The storm shut down towns and cities. It stopped traffic and shut down businesses. It killed eight people. Winter Storm Jonas was the bear of a weather front that shut down the entire U.S. East Coast. Sounds kinda familiar, yeah?
My wife pointed out this week that last Monday was “our version of a snow day,” as Houstonians scrambled to find something to do with our kids, who suddenly didn’t have school as storms stalled out across the city. We prepared for the inevitable morning after by moving our cars to high ground, rolling up our rugs and getting them up off the floor, and stocking up on the essentials while the grocery stores were still open. We were told to stay indoors, and we prayed the internet didn’t go out.
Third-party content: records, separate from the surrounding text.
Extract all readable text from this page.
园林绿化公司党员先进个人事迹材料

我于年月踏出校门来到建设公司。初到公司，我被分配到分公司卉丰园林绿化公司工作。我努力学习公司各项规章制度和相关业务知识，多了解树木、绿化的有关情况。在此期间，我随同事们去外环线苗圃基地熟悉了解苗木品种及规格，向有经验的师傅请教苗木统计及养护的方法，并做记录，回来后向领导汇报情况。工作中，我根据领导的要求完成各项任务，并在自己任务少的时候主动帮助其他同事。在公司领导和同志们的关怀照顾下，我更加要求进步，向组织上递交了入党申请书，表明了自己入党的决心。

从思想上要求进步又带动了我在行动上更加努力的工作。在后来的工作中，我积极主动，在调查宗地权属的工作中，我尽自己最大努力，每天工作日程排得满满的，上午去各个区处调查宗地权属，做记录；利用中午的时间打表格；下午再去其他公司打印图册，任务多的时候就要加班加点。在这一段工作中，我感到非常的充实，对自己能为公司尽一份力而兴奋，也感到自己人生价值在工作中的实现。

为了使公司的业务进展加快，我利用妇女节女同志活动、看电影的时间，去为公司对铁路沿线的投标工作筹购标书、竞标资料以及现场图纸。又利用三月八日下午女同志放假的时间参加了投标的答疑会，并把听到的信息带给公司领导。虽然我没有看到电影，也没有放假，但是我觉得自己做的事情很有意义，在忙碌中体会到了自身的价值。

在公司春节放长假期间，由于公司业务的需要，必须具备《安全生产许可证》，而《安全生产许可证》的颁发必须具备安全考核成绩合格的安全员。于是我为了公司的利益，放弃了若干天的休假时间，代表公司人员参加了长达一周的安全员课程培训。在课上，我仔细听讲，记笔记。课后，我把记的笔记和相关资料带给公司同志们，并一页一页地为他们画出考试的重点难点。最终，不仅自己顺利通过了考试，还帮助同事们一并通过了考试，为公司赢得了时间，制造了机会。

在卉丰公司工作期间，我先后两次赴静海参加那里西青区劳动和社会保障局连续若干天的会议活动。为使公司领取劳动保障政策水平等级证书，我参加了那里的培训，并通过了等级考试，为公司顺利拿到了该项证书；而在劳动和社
But while our brethren to the North can make snow angels, snowmen, snow forts, and snow cones, have snow ball fights (yes, adults do this and it looks amazing) and talk about “snowmageddon” and “snowpocalypse,” what does Houston get for a day or two’s inconvenience? Underpasses that turn into swimming pools? A badge of honor for those who successfully route themselves around washed out areas on their morning commute? Mud? Humidity? As heavy rains and high water become a more frequent fact of life in the Bayou City, can’t we find ways to adapt and thrive during the deluge, rather than binge watching House of Cards (or in my household, Paw Patrol)?
By no means do I think any of us should discount the dangers of rising waters, nor the swift and terrible impact they can have on people’s lives (Houston's floods are nothing if not deadly, year after year after year). But if you’re staying safe, and can harness all that precipitation, where’s the harm in having a little fun?
How about we build an enormous, copper Colt .45 pistol in Hermann Park, with a likewise enormous funnel attached, that only spouts when rains are near-Biblical? Or a series of waterwheels up and down Buffalo Bayou that power a rope system to carry kids back up to the top of the world’s longest Slip ‘n’ Slide, running from downtown out to George Bush Park? Or on an environmentally friendly note, why not get some big ol’ rain barrels, set ‘em on Hamilton Street, and use all the run-off from the roof of Minute Maid Park to water the grass contained therein?
While these may not be the most practical, or obvious, of applications for the rain that comes with every pollen release season, you can’t tell me they’re the worst. Now all we have to do is ask Mayor Turner to find room in the budget.